Students wishing to enter the premier Indian Institutes of Technology (IITs) will have to shell out more after the government on Monday decided to increase the tuition fee for undergraduate B-Tech courses from R50,000 to R90,000 per year from 2013.

The IIT Council which met on Monday agreed to an 80% hike in tuition fees apart from an external peer review of IITs every five years.

“The revised rates will be applicable and the fee may be revised periodically,” human resource development minister Pallam Raju said after the council meeting here.

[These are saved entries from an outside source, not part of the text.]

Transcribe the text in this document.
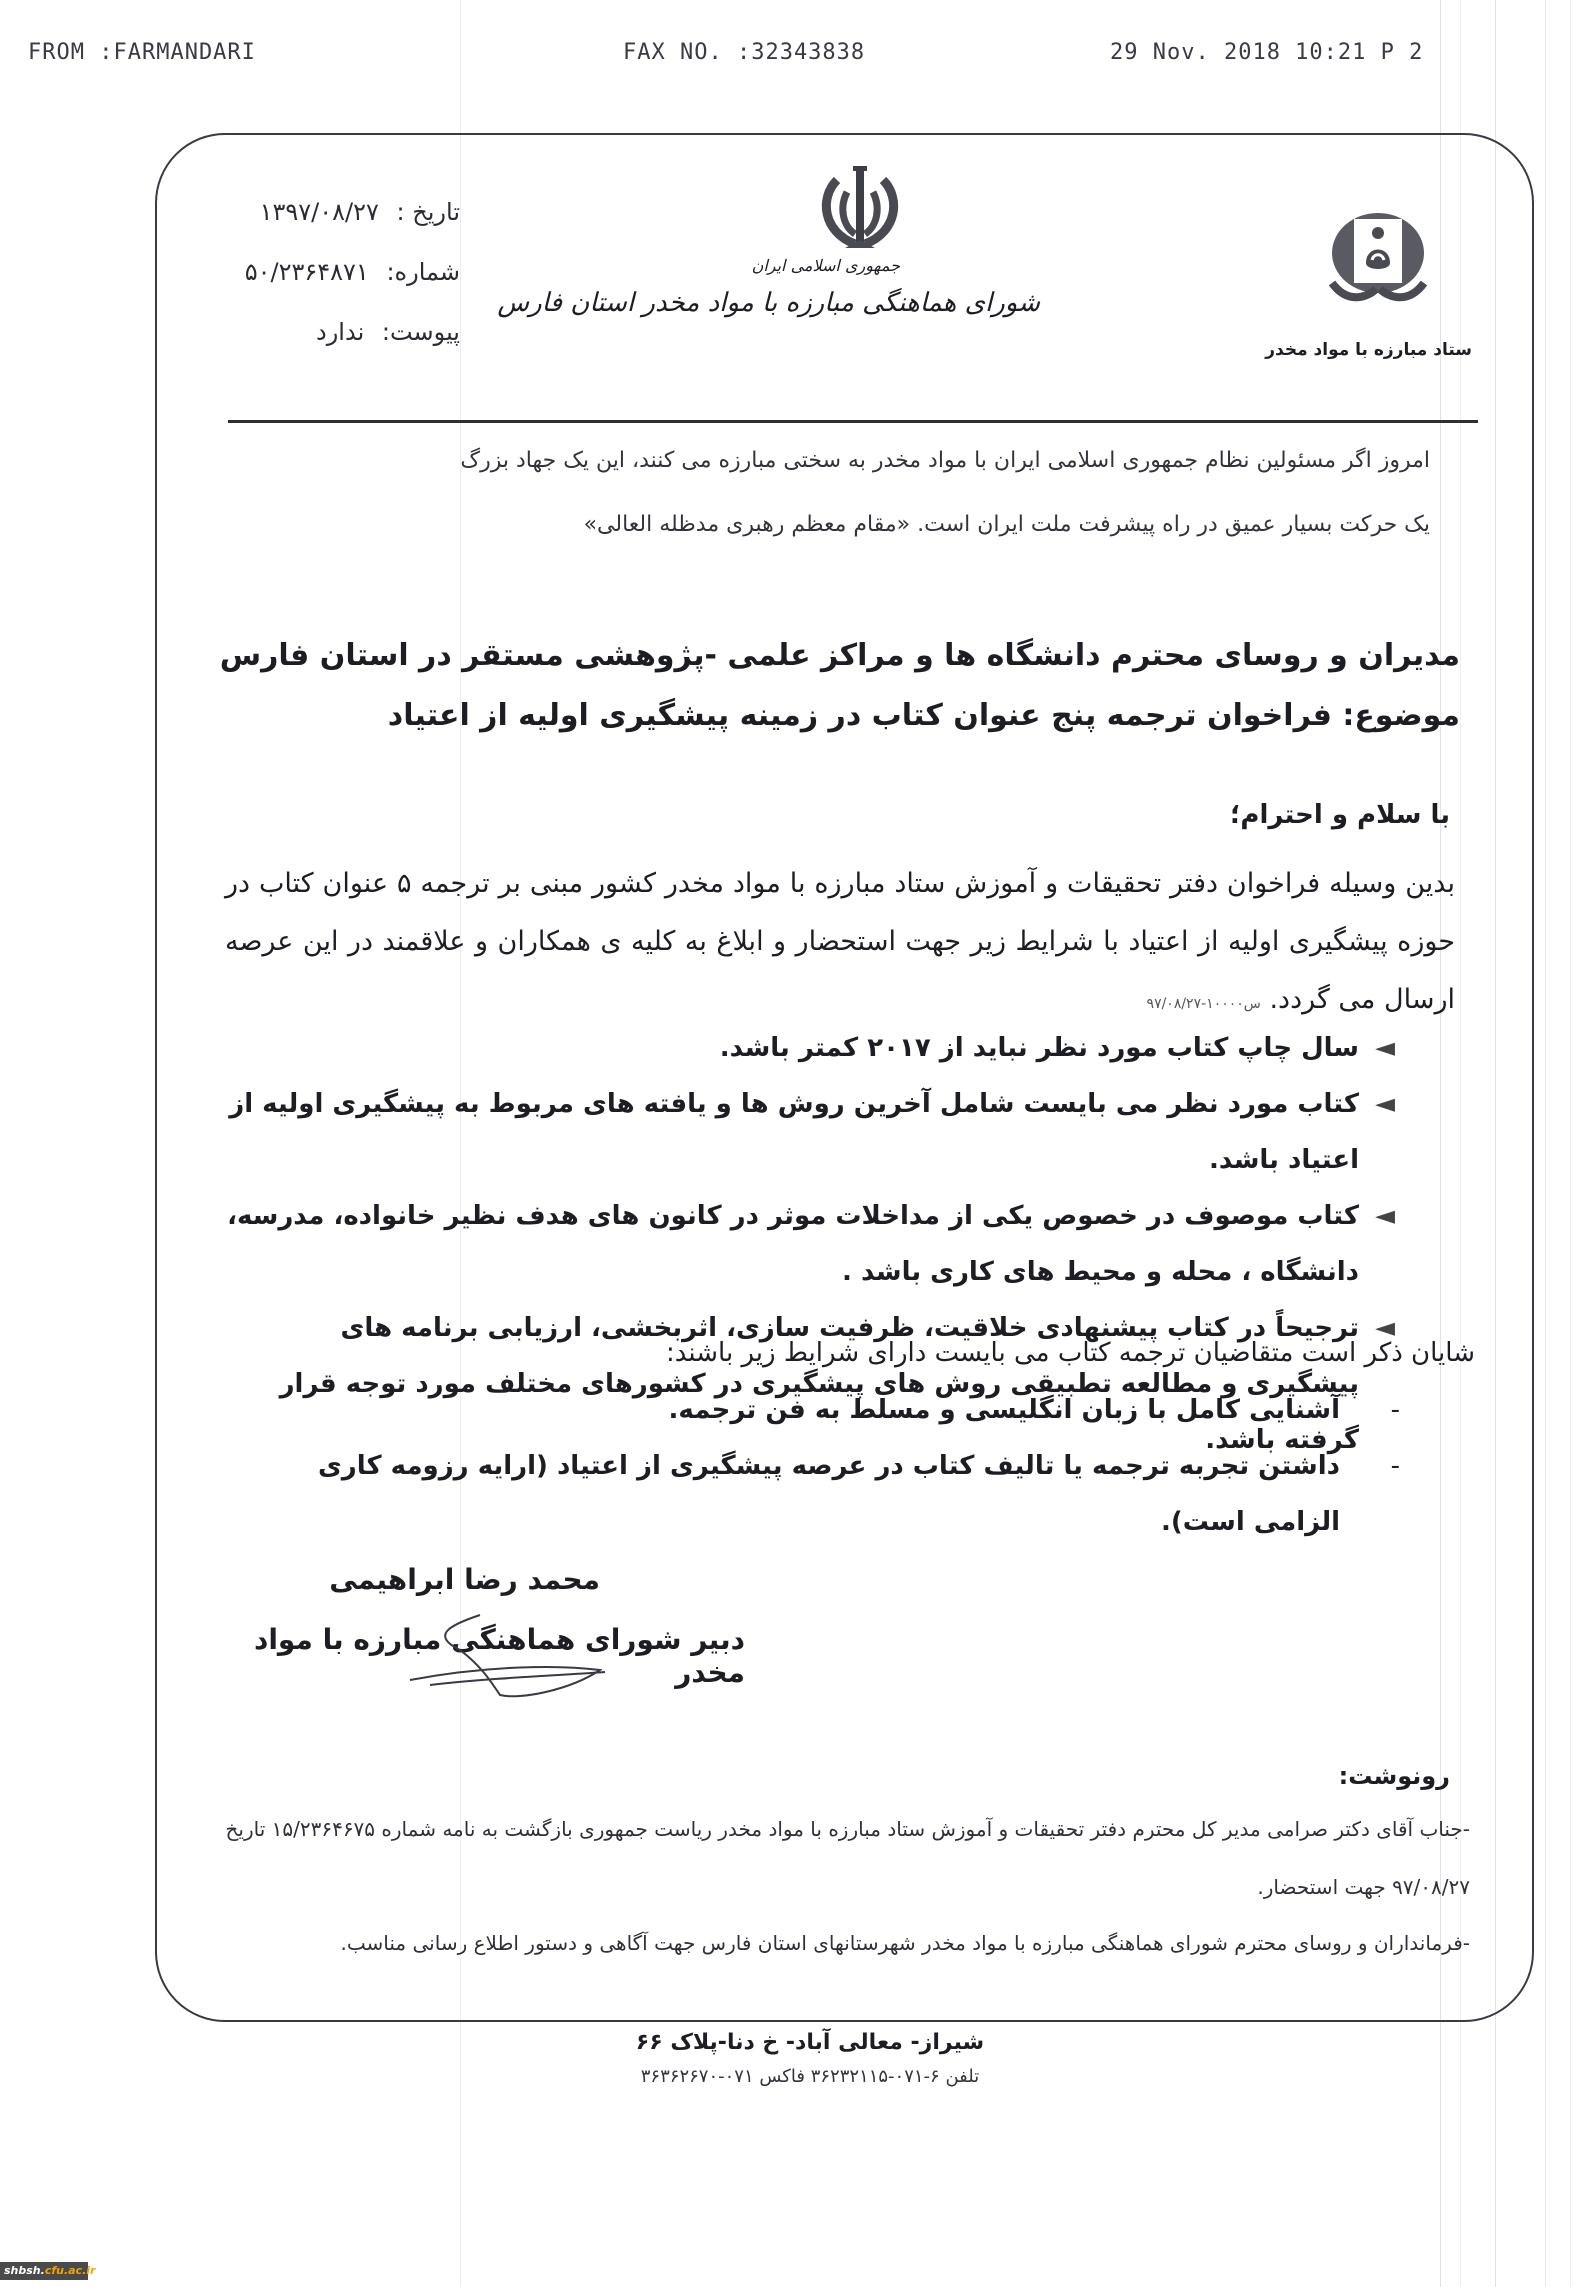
FROM :FARMANDARI	FAX NO. :32343838	29 Nov. 2018 10:21 P 2
تاریخ : ۱۳۹۷/۰۸/۲۷
شماره: ۵۰/۲۳۶۴۸۷۱
پیوست: ندارد
جمهوری اسلامی ایران
شورای هماهنگی مبارزه با مواد مخدر استان فارس
ستاد مبارزه با مواد مخدر
امروز اگر مسئولین نظام جمهوری اسلامی ایران با مواد مخدر به سختی مبارزه می کنند، این یک جهاد بزرگ
یک حرکت بسیار عمیق در راه پیشرفت ملت ایران است. «مقام معظم رهبری مدظله العالی»
مدیران و روسای محترم دانشگاه ها و مراکز علمی -پژوهشی مستقر در استان فارس
موضوع: فراخوان ترجمه پنج عنوان کتاب در زمینه پیشگیری اولیه از اعتیاد
با سلام و احترام؛
بدین وسیله فراخوان دفتر تحقیقات و آموزش ستاد مبارزه با مواد مخدر کشور مبنی بر ترجمه ۵ عنوان کتاب در حوزه پیشگیری اولیه از اعتیاد با شرایط زیر جهت استحضار و ابلاغ به کلیه ی همکاران و علاقمند در این عرصه ارسال می گردد. س۱۰۰۰۰-۹۷/۰۸/۲۷
◄
سال چاپ کتاب مورد نظر نباید از ۲۰۱۷ کمتر باشد.
◄
کتاب مورد نظر می بایست شامل آخرین روش ها و یافته های مربوط به پیشگیری اولیه از اعتیاد باشد.
◄
کتاب موصوف در خصوص یکی از مداخلات موثر در کانون های هدف نظیر خانواده، مدرسه، دانشگاه ، محله و محیط های کاری باشد .
◄
ترجیحاً در کتاب پیشنهادی خلاقیت، ظرفیت سازی، اثربخشی، ارزیابی برنامه های پیشگیری و مطالعه تطبیقی روش های پیشگیری در کشورهای مختلف مورد توجه قرار گرفته باشد.
شایان ذکر است متقاضیان ترجمه کتاب می بایست دارای شرایط زیر باشند:
-
آشنایی کامل با زبان انگلیسی و مسلط به فن ترجمه.
-
داشتن تجربه ترجمه یا تالیف کتاب در عرصه پیشگیری از اعتیاد (ارایه رزومه کاری الزامی است).
محمد رضا ابراهیمی
دبیر شورای هماهنگی مبارزه با مواد مخدر
رونوشت:
-جناب آقای دکتر صرامی مدیر کل محترم دفتر تحقیقات و آموزش ستاد مبارزه با مواد مخدر ریاست جمهوری بازگشت به نامه شماره ۱۵/۲۳۶۴۶۷۵ تاریخ ۹۷/۰۸/۲۷ جهت استحضار.
-فرمانداران و روسای محترم شورای هماهنگی مبارزه با مواد مخدر شهرستانهای استان فارس جهت آگاهی و دستور اطلاع رسانی مناسب.
شیراز- معالی آباد- خ دنا-پلاک ۶۶
تلفن ۶-۰۷۱-۳۶۲۳۲۱۱۵ فاکس ۰۷۱-۳۶۳۶۲۶۷۰
shbsh.cfu.ac.ir
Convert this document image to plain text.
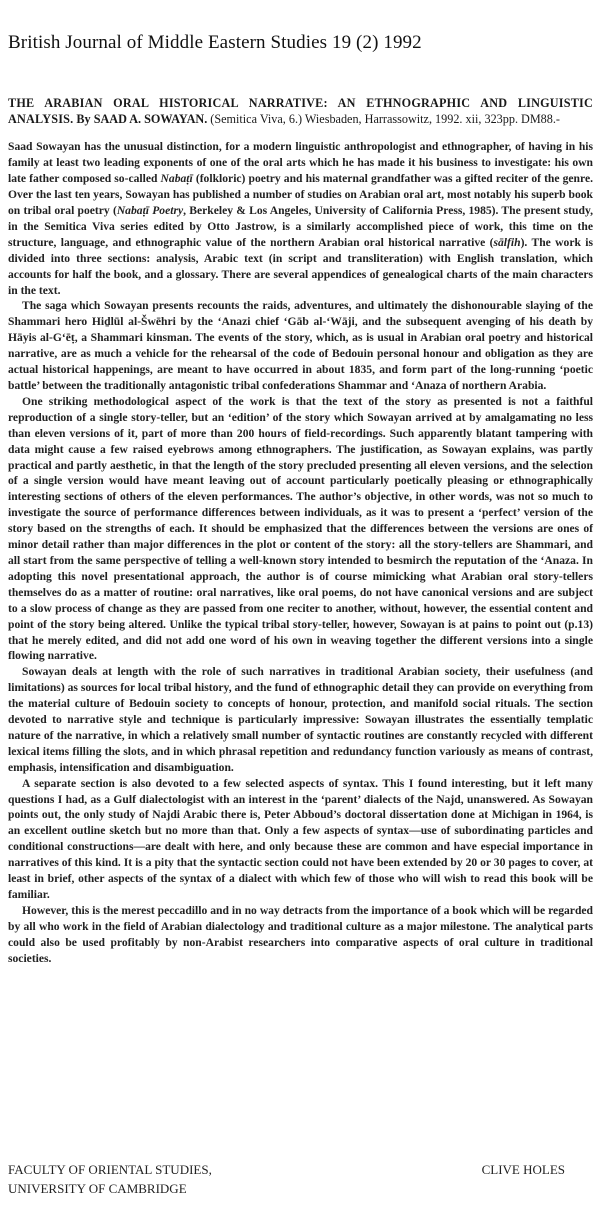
British Journal of Middle Eastern Studies 19 (2) 1992

THE ARABIAN ORAL HISTORICAL NARRATIVE: AN ETHNOGRAPHIC AND LINGUISTIC ANALYSIS. By SAAD A. SOWAYAN. (Semitica Viva, 6.) Wiesbaden, Harrassowitz, 1992. xii, 323pp. DM88.-

Saad Sowayan has the unusual distinction, for a modern linguistic anthropologist and ethnographer, of having in his family at least two leading exponents of one of the oral arts which he has made it his business to investigate: his own late father composed so-called Nabaṭī (folkloric) poetry and his maternal grandfather was a gifted reciter of the genre. Over the last ten years, Sowayan has published a number of studies on Arabian oral art, most notably his superb book on tribal oral poetry (Nabaṭī Poetry, Berkeley & Los Angeles, University of California Press, 1985). The present study, in the Semitica Viva series edited by Otto Jastrow, is a similarly accomplished piece of work, this time on the structure, language, and ethnographic value of the northern Arabian oral historical narrative (sālfih). The work is divided into three sections: analysis, Arabic text (in script and transliteration) with English translation, which accounts for half the book, and a glossary. There are several appendices of genealogical charts of the main characters in the text.

The saga which Sowayan presents recounts the raids, adventures, and ultimately the dishonourable slaying of the Shammari hero Hiḏlūl al-Šwēhri by the ‘Anazi chief ‘Gāb al-‘Wāji, and the subsequent avenging of his death by Hāyis al-G‘ēṭ, a Shammari kinsman. The events of the story, which, as is usual in Arabian oral poetry and historical narrative, are as much a vehicle for the rehearsal of the code of Bedouin personal honour and obligation as they are actual historical happenings, are meant to have occurred in about 1835, and form part of the long-running ‘poetic battle’ between the traditionally antagonistic tribal confederations Shammar and ‘Anaza of northern Arabia.

One striking methodological aspect of the work is that the text of the story as presented is not a faithful reproduction of a single story-teller, but an ‘edition’ of the story which Sowayan arrived at by amalgamating no less than eleven versions of it, part of more than 200 hours of field-recordings. Such apparently blatant tampering with data might cause a few raised eyebrows among ethnographers. The justification, as Sowayan explains, was partly practical and partly aesthetic, in that the length of the story precluded presenting all eleven versions, and the selection of a single version would have meant leaving out of account particularly poetically pleasing or ethnographically interesting sections of others of the eleven performances. The author’s objective, in other words, was not so much to investigate the source of performance differences between individuals, as it was to present a ‘perfect’ version of the story based on the strengths of each. It should be emphasized that the differences between the versions are ones of minor detail rather than major differences in the plot or content of the story: all the story-tellers are Shammari, and all start from the same perspective of telling a well-known story intended to besmirch the reputation of the ‘Anaza. In adopting this novel presentational approach, the author is of course mimicking what Arabian oral story-tellers themselves do as a matter of routine: oral narratives, like oral poems, do not have canonical versions and are subject to a slow process of change as they are passed from one reciter to another, without, however, the essential content and point of the story being altered. Unlike the typical tribal story-teller, however, Sowayan is at pains to point out (p.13) that he merely edited, and did not add one word of his own in weaving together the different versions into a single flowing narrative.

Sowayan deals at length with the role of such narratives in traditional Arabian society, their usefulness (and limitations) as sources for local tribal history, and the fund of ethnographic detail they can provide on everything from the material culture of Bedouin society to concepts of honour, protection, and manifold social rituals. The section devoted to narrative style and technique is particularly impressive: Sowayan illustrates the essentially templatic nature of the narrative, in which a relatively small number of syntactic routines are constantly recycled with different lexical items filling the slots, and in which phrasal repetition and redundancy function variously as means of contrast, emphasis, intensification and disambiguation.

A separate section is also devoted to a few selected aspects of syntax. This I found interesting, but it left many questions I had, as a Gulf dialectologist with an interest in the ‘parent’ dialects of the Najd, unanswered. As Sowayan points out, the only study of Najdi Arabic there is, Peter Abboud’s doctoral dissertation done at Michigan in 1964, is an excellent outline sketch but no more than that. Only a few aspects of syntax—use of subordinating particles and conditional constructions—are dealt with here, and only because these are common and have especial importance in narratives of this kind. It is a pity that the syntactic section could not have been extended by 20 or 30 pages to cover, at least in brief, other aspects of the syntax of a dialect with which few of those who will wish to read this book will be familiar.

However, this is the merest peccadillo and in no way detracts from the importance of a book which will be regarded by all who work in the field of Arabian dialectology and traditional culture as a major milestone. The analytical parts could also be used profitably by non-Arabist researchers into comparative aspects of oral culture in traditional societies.

FACULTY OF ORIENTAL STUDIES,
UNIVERSITY OF CAMBRIDGE
CLIVE HOLES
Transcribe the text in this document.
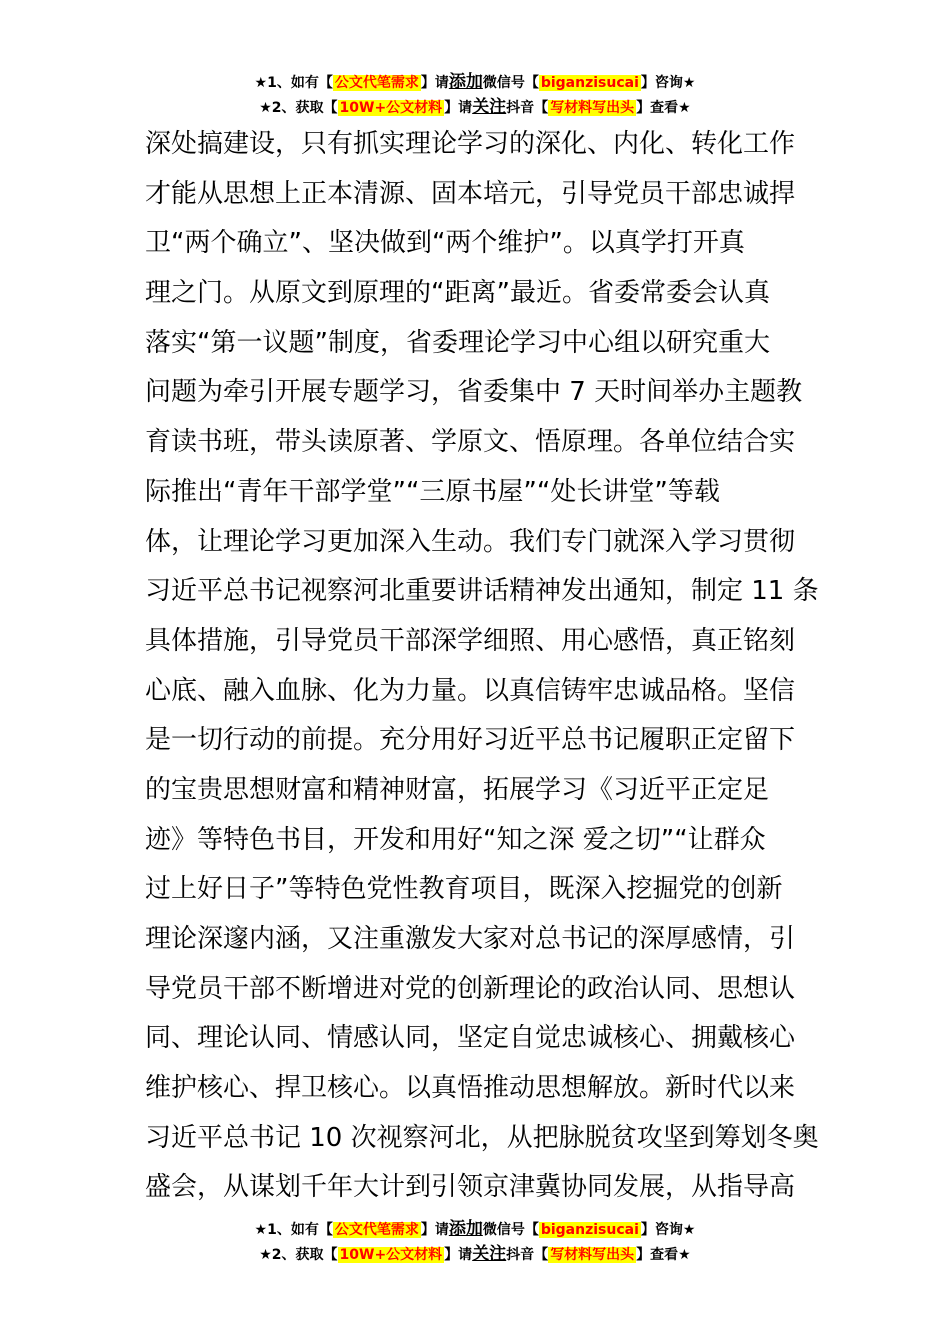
★1、如有【 公文代笔需求 】请添加微信号【 biganzisucai 】咨询★
★2、获取【 10W+公文材料 】请关注抖音【 写材料写出头 】查看★
深处搞建设，只有抓实理论学习的深化、内化、转化工作
才能从思想上正本清源、固本培元，引导党员干部忠诚捍
卫“两个确立”、坚决做到“两个维护”。以真学打开真
理之门。从原文到原理的“距离”最近。省委常委会认真
落实“第一议题”制度，省委理论学习中心组以研究重大
问题为牵引开展专题学习，省委集中 7 天时间举办主题教
育读书班，带头读原著、学原文、悟原理。各单位结合实
际推出“青年干部学堂”“三原书屋”“处长讲堂”等载
体，让理论学习更加深入生动。我们专门就深入学习贯彻
习近平总书记视察河北重要讲话精神发出通知，制定 11 条
具体措施，引导党员干部深学细照、用心感悟，真正铭刻
心底、融入血脉、化为力量。以真信铸牢忠诚品格。坚信
是一切行动的前提。充分用好习近平总书记履职正定留下
的宝贵思想财富和精神财富，拓展学习《习近平正定足
迹》等特色书目，开发和用好“知之深 爱之切”“让群众
过上好日子”等特色党性教育项目，既深入挖掘党的创新
理论深邃内涵，又注重激发大家对总书记的深厚感情，引
导党员干部不断增进对党的创新理论的政治认同、思想认
同、理论认同、情感认同，坚定自觉忠诚核心、拥戴核心
维护核心、捍卫核心。以真悟推动思想解放。新时代以来
习近平总书记 10 次视察河北，从把脉脱贫攻坚到筹划冬奥
盛会，从谋划千年大计到引领京津冀协同发展，从指导高
★1、如有【 公文代笔需求 】请添加微信号【 biganzisucai 】咨询★
★2、获取【 10W+公文材料 】请关注抖音【 写材料写出头 】查看★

Though the hike in fees is not to the tune of R2 lakh or a four-fold increase as suggested by the Anil Kakodkar committee two years ago, the panel had suggested a peer review, which the government has accepted. The last fee hike was in 2008-09 when it was doubled from R25,000 to R50,000.

Significantly, the Kakodkar committee had suggested that each institute subject itself to a comprehensive institutional review by an internationally eminent group every five years. “Such reviews, which will be overseen by the IIT Council, will focus on quality, programmes, their direction and size, working of the institutions and suggestions for change, including new initiatives,” the panel report said .

The council also exempted PhD aspirants at IITs and other central and state engineering institutes from taking the Graduate Aptitude Test in Engineering (GATE) to apply for a PhD in IITs. Students with a CGPA score of 7 out of 10 would be eligible for a PhD.

As per the committee’s report, around 500,000 lakh engineering students graduate from India’s engineering colleges, which will cross 1 million in three to four years. Only about 1% of IIT BTechs pursue a PhD at IITs.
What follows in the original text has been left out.